El bus los dejó en el sitio La Unión, cerca de Sígsig, en las primeras horas de la noche. Desde allí caminaron rumbo a San Bartolomé. Alfredo, antiguo y resentido esposo, empezó por ofender verbalmente a María Rosa Cañar con duros epítetos, para provocar la reacción de Sibri, que colocó a los dos a punto de irse a las manos.

Con la intervención de los acompañantes amenguaron las virulencias e inclusive se brindó "a pico de botella" tragos de aguardiente Cristal del que se habían aprovisionado para amenizar el viaje.

Tras caminar un poco del trayecto, en un despoblado, Ramos extrajo una botella de Coca Cola para ofrecer a sus acompañantes.

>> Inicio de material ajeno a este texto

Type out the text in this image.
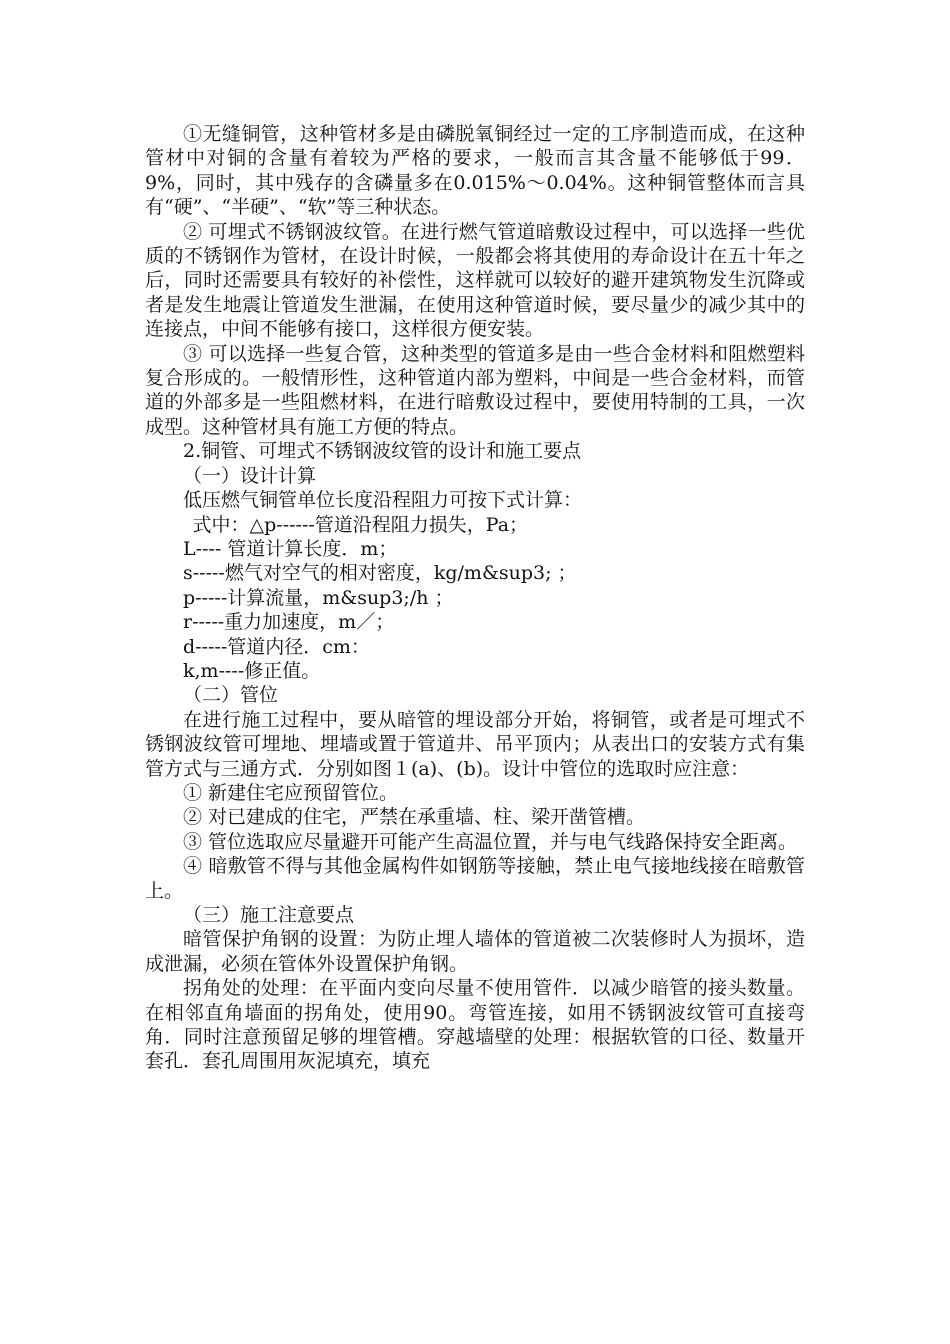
①无缝铜管，这种管材多是由磷脱氧铜经过一定的工序制造而成，在这种管材中对铜的含量有着较为严格的要求，一般而言其含量不能够低于99．9%，同时，其中残存的含磷量多在0.015%～0.04%。这种铜管整体而言具有“硬”、“半硬”、“软”等三种状态。

② 可埋式不锈钢波纹管。在进行燃气管道暗敷设过程中，可以选择一些优质的不锈钢作为管材，在设计时候，一般都会将其使用的寿命设计在五十年之后，同时还需要具有较好的补偿性，这样就可以较好的避开建筑物发生沉降或者是发生地震让管道发生泄漏，在使用这种管道时候，要尽量少的减少其中的连接点，中间不能够有接口，这样很方便安装。

③ 可以选择一些复合管，这种类型的管道多是由一些合金材料和阻燃塑料复合形成的。一般情形性，这种管道内部为塑料，中间是一些合金材料，而管道的外部多是一些阻燃材料，在进行暗敷设过程中，要使用特制的工具，一次成型。这种管材具有施工方便的特点。

2.铜管、可埋式不锈钢波纹管的设计和施工要点

（一）设计计算

低压燃气铜管单位长度沿程阻力可按下式计算：

式中：△p------管道沿程阻力损失，Pa；

L---- 管道计算长度．m；

s-----燃气对空气的相对密度，kg/m&sup3; ；

p-----计算流量，m&sup3;/h ；

r-----重力加速度，m／；

d-----管道内径．cm：

k,m----修正值。

（二）管位

在进行施工过程中，要从暗管的埋设部分开始，将铜管，或者是可埋式不锈钢波纹管可埋地、埋墙或置于管道井、吊平顶内；从表出口的安装方式有集管方式与三通方式．分别如图１(a)、(b)。设计中管位的选取时应注意：

① 新建住宅应预留管位。

② 对已建成的住宅，严禁在承重墙、柱、梁开凿管槽。

③ 管位选取应尽量避开可能产生高温位置，并与电气线路保持安全距离。

④ 暗敷管不得与其他金属构件如钢筋等接触，禁止电气接地线接在暗敷管上。

（三）施工注意要点

暗管保护角钢的设置：为防止埋人墙体的管道被二次装修时人为损坏，造成泄漏，必须在管体外设置保护角钢。

拐角处的处理：在平面内变向尽量不使用管件．以减少暗管的接头数量。在相邻直角墙面的拐角处，使用90。弯管连接，如用不锈钢波纹管可直接弯角．同时注意预留足够的埋管槽。穿越墙壁的处理：根据软管的口径、数量开套孔．套孔周围用灰泥填充，填充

El veneno estaba mezclado con el líquido para aplacar la sed: primero brindó a su ex-esposa, luego al conviviente de ella y, uno tras otro, a los menores, alguno de los cuales inclusive se resistió a tomar al observar las inmediatas consecuencias que la bebida provocaba a quienes la ingirieron. Pero Ramos, colérico, obligó a tomar a todos los que él quiso que muriesen.

María Angeles Cañar, fratricida, pues participó en la planificación del crimen, relató luego sin remordimiento alguno a la policía que después de ingerir "se iban cayendo en el suelo y muriéndose cada uno".

Probablemente la bebida era ácido cianhídrico, pues las muertes se produjeron instantes después de tomar la Coca Cola, tras torciones de dolor y desesperación. Los seis cadáveres quedaron tendidos en la carretera que va de La Unión a San Bartolomé.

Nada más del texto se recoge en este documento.